An entire post about Brussels sprouts!??
Yes, it is true! I think these little gems get a bad rap. There are many people who seem to despise this green veggie. In my humble opinion, they must be preparing them incorrectly. For example, my lovely Mother never had these in our dinner rotation growing up. Why?? Well, sadly the only Brussels she had ever had were steamed or boiled, and she truly disliked them.
A few years ago, while having dinner at a family friend’s house with my Mom and Brother, I had Brussels for the first time EVER. I fell in LOVE. Our family friends had wrapped them in foil (making a little pouch), mixed them with olive oil and seasonings, and cooked them in the foil pouch on the grill. MIND BLOWN. These Brussels were crispy little nuggets of salty deliciousness.
After moving to Texas, I convinced my associate to bring these little green leafy veggies into our home. He was EXTREMELY skeptical, having never really had them, but went with the idea. Let’s just say, he is a believer. He even begs to somehow incorporate them into our weekly meals, even when they are not initially on the grocery list.
Now to be totally honest, we cook them a few ways. Today, I will tell you about our current favorite technique.
Rinse them in a colander, and give them a little shake.
The next thing I like to do, which is personal preference, is to cut the little hard part at the bottom of each Brussels sprout off. I then cut each of the Brussels in half. Cutting them in half, cuts the cooking time down, and allows more the of veggie to be seasoned.
Now, sprinkle your desired amount of olive oil in your frying pan. (For an entire package/bag of Brussels, I use between 1-2 Tbsp of olive oil.) Turn the pan to medium-high heat.
Put the Brussels into the pan, and now season! Here are some suggestions, and really my favorite combo of spices.
- garlic (crushed cloves, or you can use garlic powder)
- ginger (the paste works best, but can grate or chop your own from ginger root)
- Dijon mustard
Did you notice I didn’t put measurements? Eyeball it! Season to your personal taste preference.

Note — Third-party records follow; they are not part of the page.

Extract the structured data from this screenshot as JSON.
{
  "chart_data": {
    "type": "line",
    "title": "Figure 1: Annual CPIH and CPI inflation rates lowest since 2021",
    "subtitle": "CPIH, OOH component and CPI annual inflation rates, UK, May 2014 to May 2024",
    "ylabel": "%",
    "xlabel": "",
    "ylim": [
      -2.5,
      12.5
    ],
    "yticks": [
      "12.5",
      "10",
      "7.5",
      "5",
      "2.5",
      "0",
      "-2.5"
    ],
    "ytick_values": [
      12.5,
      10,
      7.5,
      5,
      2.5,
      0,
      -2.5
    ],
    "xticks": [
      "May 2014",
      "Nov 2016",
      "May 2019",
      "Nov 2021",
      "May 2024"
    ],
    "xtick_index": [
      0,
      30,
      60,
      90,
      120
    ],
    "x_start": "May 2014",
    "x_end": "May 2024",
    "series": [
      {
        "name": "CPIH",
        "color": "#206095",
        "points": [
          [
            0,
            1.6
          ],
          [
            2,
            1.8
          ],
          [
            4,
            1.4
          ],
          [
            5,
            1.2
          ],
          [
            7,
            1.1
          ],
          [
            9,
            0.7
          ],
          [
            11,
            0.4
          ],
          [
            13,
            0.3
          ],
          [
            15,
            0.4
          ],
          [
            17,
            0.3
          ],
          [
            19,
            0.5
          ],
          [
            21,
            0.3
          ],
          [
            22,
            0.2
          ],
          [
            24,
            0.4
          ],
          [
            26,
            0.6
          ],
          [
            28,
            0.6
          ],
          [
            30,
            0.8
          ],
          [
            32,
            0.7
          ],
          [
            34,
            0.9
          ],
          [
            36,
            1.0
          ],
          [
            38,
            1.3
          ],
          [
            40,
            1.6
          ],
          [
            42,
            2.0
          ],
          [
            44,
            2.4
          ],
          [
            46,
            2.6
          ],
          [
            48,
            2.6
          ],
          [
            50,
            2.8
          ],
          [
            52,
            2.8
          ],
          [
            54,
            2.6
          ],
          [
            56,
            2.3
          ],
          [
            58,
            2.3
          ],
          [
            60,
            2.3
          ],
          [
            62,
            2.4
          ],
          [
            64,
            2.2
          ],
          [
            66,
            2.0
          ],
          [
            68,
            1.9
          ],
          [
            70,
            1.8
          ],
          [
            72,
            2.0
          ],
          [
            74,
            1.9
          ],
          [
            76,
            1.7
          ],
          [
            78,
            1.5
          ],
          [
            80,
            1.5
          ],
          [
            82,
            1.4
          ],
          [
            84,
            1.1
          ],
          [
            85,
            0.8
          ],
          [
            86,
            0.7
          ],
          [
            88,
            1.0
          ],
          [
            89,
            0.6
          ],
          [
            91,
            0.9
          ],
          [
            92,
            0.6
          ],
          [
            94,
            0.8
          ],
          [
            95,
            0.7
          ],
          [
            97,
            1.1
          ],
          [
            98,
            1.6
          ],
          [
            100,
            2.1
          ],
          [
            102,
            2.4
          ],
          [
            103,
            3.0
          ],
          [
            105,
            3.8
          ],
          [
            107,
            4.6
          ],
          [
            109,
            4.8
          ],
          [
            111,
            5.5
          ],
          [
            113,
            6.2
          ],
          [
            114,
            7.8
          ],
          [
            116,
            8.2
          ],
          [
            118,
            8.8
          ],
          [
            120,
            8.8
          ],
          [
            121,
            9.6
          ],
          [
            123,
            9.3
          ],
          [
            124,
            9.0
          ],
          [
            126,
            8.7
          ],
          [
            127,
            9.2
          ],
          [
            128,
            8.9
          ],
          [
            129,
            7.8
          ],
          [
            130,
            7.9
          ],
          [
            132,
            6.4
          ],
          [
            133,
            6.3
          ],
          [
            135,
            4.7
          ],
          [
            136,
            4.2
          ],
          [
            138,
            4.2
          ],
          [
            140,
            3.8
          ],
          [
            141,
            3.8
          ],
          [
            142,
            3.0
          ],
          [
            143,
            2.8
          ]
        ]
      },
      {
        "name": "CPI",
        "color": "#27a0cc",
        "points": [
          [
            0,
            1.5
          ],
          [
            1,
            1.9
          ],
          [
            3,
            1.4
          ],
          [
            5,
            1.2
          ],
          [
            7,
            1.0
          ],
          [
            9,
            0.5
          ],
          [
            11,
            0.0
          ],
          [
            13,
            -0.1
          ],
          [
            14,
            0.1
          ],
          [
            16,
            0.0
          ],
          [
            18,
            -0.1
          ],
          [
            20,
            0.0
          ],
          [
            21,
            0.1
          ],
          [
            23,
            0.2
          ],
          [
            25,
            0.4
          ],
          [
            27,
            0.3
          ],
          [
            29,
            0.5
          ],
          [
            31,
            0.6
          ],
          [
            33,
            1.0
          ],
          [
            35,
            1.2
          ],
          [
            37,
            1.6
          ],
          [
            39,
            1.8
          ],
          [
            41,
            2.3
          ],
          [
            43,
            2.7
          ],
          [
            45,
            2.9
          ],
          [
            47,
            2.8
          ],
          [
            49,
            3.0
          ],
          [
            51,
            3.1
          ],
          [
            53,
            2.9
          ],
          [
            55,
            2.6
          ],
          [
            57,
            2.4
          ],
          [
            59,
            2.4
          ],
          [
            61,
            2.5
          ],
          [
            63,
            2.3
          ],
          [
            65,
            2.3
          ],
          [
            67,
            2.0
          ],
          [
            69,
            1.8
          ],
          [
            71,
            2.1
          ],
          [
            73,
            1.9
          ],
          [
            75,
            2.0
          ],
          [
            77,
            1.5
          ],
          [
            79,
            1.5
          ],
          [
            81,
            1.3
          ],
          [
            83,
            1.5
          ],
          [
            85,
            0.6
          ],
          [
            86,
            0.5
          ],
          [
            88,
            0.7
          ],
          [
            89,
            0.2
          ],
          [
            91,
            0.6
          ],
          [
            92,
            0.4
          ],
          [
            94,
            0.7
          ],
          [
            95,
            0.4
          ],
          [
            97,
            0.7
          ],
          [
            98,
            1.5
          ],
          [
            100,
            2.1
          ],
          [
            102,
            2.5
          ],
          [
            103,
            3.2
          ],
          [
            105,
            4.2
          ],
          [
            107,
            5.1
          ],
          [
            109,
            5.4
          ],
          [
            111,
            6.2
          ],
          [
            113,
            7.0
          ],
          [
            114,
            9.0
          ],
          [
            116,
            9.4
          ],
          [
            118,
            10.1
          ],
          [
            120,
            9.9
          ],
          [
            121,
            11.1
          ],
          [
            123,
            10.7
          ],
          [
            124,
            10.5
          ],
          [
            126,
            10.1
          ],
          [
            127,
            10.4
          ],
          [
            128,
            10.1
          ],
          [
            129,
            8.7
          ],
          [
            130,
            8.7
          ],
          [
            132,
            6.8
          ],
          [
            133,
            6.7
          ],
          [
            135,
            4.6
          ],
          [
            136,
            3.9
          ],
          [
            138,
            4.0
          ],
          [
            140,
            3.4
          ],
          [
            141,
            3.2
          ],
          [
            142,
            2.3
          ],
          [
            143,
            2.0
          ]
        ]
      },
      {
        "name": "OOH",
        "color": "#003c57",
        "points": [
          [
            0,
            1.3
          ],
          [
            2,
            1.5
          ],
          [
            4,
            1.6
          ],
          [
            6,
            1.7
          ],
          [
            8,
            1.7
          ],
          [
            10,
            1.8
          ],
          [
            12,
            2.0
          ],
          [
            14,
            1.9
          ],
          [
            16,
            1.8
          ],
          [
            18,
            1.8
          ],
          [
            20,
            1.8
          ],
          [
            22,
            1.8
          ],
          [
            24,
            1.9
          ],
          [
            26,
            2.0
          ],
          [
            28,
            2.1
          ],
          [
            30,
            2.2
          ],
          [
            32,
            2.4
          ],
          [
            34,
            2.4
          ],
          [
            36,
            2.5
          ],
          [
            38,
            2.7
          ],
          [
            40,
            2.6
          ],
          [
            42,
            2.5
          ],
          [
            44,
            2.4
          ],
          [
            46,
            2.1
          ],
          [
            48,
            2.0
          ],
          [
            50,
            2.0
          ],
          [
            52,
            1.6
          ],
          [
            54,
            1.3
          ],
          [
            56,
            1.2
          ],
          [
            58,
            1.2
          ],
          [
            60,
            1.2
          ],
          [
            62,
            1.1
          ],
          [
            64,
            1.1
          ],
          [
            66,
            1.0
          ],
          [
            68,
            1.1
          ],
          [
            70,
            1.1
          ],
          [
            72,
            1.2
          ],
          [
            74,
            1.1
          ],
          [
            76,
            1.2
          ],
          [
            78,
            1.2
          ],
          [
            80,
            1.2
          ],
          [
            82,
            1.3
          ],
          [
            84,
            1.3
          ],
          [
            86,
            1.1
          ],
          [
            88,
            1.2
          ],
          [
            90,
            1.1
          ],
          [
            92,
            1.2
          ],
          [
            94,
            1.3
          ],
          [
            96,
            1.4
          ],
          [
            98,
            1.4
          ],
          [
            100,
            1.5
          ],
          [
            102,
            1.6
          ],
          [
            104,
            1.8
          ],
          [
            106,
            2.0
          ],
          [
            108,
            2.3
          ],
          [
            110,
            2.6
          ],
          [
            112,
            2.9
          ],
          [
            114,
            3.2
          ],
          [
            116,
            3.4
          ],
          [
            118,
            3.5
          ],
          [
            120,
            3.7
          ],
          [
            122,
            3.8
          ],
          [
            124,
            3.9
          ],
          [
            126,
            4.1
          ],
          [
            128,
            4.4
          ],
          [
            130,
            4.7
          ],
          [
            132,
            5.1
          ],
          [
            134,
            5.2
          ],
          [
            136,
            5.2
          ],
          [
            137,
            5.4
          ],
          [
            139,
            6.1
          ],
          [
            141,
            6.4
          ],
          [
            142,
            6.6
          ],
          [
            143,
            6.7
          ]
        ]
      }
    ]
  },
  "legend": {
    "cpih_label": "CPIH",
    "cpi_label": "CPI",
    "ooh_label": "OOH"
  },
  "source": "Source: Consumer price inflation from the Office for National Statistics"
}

Basically, I sprinkle the seasoning on, and then mix until the Brussels are mostly coated. If I feel they don’t have enough seasoning, I add some more!
Throughout this cooking process, tend to your Brussels, and be sure to stir them often.
After the Brussels have a little golden brown to them, I turn the heat down to medium/medium-low and immediately complete the next step.
Here is my absolute secret! So, pay close attention.
- You want to add about 1/4 cup of water into the pan (it will STEAM – this is what you want). Now, as it is steaming and sizzling, put a lid on the pan. This will ensure that the insides of the Brussels are completely cooked. After a few minutes,when the water has cooked off, you can take the lid off.
Make sure the heat is on medium low, and keep cooking until your desired amount of crispiness. (Will and I like ours VERY crispy!)
Test one before you take them off the heat, just to make sure. Let it cool first, trust me.
Please try seeing these little green globes in a new light! Try whatever seasonings your heart desires. They make an absolutely delicious side dish to chicken, burgers, steak, etc. 🙂 . I hope some of y’all will soon be crazy for Brussels too!!